[Chronic pain]
It's 9:30 in the morning. In Ambrosio Egaña’s house, his wife, María Jesús, helps her husband get up, but first, in order to have a good day, she gives the command to start the electrostimulators that she has placed on her back bone. Activating them is the first task of the
day. An electrostimulator is an electrode that sends electricity to the nervous system to reduce pain. As
a result of a herniated disc, Ambrosio was tied to a wheelchair almost 15 years ago, and to the pain that never goes away. Pain itself has become a disease, and dealing with it is the daily struggle.
AMBROSIO EGAÑA: I was four years, almost five, instead of dying in pain, I couldn't stand it. They took me to the Panplona, but... He even took it from me in Panplona... so I couldn't be in pain. Like the drugs I was given, I used to wear them in the afternoon... well... badly.
Chronic pain affects 20% of the European population; however, only 2% of patients receive treatment.
Chronic pain only requires care in a small number of hospitals. Pain units have been created in these hospitals. They are pain relief units, in which they try to improve the quality of life of the patient.

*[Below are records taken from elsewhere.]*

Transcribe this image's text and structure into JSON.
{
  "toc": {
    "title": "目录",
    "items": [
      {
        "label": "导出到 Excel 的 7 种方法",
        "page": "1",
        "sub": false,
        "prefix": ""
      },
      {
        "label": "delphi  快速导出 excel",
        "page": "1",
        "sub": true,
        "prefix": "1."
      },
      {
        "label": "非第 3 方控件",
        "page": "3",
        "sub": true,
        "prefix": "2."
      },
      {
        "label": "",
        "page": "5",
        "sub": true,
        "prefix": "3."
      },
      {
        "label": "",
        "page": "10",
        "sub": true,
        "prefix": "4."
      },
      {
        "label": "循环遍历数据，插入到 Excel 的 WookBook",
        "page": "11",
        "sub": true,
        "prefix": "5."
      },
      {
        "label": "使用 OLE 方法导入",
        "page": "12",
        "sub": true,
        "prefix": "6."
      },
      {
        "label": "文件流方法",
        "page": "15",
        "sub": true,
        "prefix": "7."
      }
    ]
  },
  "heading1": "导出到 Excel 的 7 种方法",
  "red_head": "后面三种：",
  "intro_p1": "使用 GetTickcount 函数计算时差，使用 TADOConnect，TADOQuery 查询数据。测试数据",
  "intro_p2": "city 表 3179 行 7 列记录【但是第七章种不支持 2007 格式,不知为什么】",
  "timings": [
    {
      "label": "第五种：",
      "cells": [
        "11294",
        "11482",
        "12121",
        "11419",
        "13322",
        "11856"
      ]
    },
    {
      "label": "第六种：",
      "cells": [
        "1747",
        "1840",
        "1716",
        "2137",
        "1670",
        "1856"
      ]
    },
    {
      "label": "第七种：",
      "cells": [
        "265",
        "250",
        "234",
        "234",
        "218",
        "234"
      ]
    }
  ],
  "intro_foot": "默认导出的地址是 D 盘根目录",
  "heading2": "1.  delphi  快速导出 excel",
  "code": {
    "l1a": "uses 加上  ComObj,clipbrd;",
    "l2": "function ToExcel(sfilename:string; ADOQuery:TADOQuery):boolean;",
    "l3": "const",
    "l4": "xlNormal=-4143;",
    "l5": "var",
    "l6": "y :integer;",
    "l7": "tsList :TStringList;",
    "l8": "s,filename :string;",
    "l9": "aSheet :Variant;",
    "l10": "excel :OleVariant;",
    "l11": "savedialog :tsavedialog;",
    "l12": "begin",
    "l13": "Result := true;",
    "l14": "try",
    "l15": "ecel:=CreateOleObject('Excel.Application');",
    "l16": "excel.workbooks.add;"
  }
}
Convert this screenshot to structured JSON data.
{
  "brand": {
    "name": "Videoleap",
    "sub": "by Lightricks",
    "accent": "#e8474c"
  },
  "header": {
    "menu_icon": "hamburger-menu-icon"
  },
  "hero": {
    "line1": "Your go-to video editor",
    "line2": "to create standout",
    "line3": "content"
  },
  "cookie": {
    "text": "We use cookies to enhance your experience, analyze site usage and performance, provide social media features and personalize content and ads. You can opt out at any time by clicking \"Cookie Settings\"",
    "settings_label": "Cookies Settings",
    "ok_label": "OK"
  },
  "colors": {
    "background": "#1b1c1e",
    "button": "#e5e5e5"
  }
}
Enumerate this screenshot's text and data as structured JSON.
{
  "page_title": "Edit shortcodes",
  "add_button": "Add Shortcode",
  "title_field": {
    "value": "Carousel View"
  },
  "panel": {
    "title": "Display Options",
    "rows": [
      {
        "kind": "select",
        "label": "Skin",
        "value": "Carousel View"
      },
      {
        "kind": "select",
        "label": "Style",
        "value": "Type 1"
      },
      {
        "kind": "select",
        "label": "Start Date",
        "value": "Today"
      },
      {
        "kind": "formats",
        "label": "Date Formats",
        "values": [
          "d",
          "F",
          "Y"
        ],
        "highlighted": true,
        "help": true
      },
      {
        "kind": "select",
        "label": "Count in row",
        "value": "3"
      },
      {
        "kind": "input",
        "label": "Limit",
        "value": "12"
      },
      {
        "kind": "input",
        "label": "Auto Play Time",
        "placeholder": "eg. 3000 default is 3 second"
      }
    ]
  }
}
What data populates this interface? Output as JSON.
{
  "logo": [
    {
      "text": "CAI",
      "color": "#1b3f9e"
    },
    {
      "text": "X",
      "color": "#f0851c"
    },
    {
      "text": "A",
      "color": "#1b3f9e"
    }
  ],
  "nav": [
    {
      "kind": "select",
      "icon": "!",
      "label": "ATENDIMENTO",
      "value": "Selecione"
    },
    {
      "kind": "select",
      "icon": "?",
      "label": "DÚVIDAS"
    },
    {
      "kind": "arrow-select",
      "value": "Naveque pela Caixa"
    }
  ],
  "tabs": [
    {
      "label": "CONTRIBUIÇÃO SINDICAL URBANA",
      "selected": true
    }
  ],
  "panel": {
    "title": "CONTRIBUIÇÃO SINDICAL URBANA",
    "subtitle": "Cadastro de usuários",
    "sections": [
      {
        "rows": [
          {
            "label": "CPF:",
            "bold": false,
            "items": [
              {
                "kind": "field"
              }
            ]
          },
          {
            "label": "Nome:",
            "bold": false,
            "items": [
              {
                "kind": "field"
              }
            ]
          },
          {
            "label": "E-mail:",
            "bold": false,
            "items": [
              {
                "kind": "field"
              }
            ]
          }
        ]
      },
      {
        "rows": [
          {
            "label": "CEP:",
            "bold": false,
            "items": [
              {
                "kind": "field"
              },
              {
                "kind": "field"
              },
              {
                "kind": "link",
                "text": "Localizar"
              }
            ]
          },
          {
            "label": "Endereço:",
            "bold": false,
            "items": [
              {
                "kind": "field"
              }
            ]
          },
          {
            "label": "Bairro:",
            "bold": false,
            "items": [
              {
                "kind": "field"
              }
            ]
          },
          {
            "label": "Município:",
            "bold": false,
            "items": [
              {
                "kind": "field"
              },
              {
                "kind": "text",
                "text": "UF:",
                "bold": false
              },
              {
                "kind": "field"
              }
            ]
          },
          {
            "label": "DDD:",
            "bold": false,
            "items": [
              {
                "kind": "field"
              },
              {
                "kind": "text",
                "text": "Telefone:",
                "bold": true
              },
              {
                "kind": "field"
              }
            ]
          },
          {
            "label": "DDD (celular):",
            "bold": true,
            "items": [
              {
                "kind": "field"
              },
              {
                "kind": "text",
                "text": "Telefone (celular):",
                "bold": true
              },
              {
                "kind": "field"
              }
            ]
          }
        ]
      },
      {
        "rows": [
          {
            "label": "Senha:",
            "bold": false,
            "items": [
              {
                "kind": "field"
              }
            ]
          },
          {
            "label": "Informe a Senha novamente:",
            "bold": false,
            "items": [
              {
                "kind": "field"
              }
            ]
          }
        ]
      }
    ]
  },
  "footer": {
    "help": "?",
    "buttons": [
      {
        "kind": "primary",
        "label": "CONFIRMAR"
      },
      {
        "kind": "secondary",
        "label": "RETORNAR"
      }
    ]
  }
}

The problem of chronic pain affects many ailments and the treatments are varied. However, there are no specialized personnel, and anesthesiologists and neurosurgeons usually deal with these cases in pain units.
Pain units were created in the world three decades ago and are still in the process of development today.
At San Sebastian Hospital, they have one of these pain units.
MIGUEL MARIN; San Sebastian Hospital: These units are for the study and treatment of pain. If a person has pain, he or she should first go to the family doctor's office and be initially diagnosed, see what he or she has and try to fix it at that level. No one can come to these units on their own, we need diagnosis and study. And when the other vials are exhausted, then we'll see if we have any techniques to ease their pain.
Every six months, Ambrosio attends the Pain Unit of the Hospital of San Sebastián for the examination. It feels like home there.
MIGUEL MARIN; San Sebastian Hospital: Patients come to us full of plaques and information after being in eleven other places. And they don't have a reference point. They all go from one to the other because the problem has no solution, and it is, it has no
solution. First, we need to address the issue: "This has no solution, but we will try to make you feel better," and that's what we tell patients.
Painkillers are the first step in starting treatment, but they are often not enough.
MIGUEL MARIN; San Sebastian Hospital: In some situations, with some technique, we are able to relieve pain for a period of time and the patient stops taking medication. But most of the time, the pain will be there, and we will have to treat it like any
other chronic condition. We use nerve block techniques, spinal cord approach techniques, electrode placement, morphine dosing systems...
Ambrosio's electrostimulator on his back has allowed him to reduce the amount of medication.
AMBROSIO EGAÑA: I used to take them for 32-33 days, and now I take 15 and a half or whatever 16.
Like Ambrose, Jose has an electrode, but on the surface of the brain. The electrode sends pulses to change the conduction of the pain pathways, and Joseph no longer feels violent pain. From time
to time, you should go to change the battery and reprogram the device. He then controls the electrostimulator pulses to relieve the pain.
MIGUEL MARIN; San Sebastian Hospital: For pain in the extremities, or for resistant angina in the chest, the patient feels the threshold of paresthesia. Notice that the pleasant tingles take the place of pain. And he graduates, both the hours and the intensity...
From JOSE: My medication has been cut in half and I have a very high quality of life of 75-80%.
Another technique used by pain experts is that of radio frequency. They burn the ends of the sensory nerves that cause pain.
MIGUEL MARIN; San Sebastian Hospital: It’s like when the dentist devitalizes a tooth; we kill that small nerve, in quotation marks, because it redirects over time, so these techniques are temporary. It is possible to do it again. We modulate the sensation of pain so that the patient does not feel it.
Other times, we use neurolytic agents to destroy the nerve. We usually use it with cancer patients; with resistant pain, morphine, and in other specific situations it is necessary to analyze the cases one by one.
In addition to physical pain, patients must suffer psychological consequences.
Mª JESUS ETXANIZ: Pain cannot be measured, there are no machines to measure pain. So, many say, even the doctors, there will be a depression, he's making it up, which makes you incredibly powerless. You know that he is suffering and you can’t explain it to him: I have pain or that’s what I have. This is very hard for the patient, but almost harder for the one next to him.
Ambrose and Joseph have found here the desire to live again. Although the pain has not gone away, it is now portable and they have managed to recover their quality of life.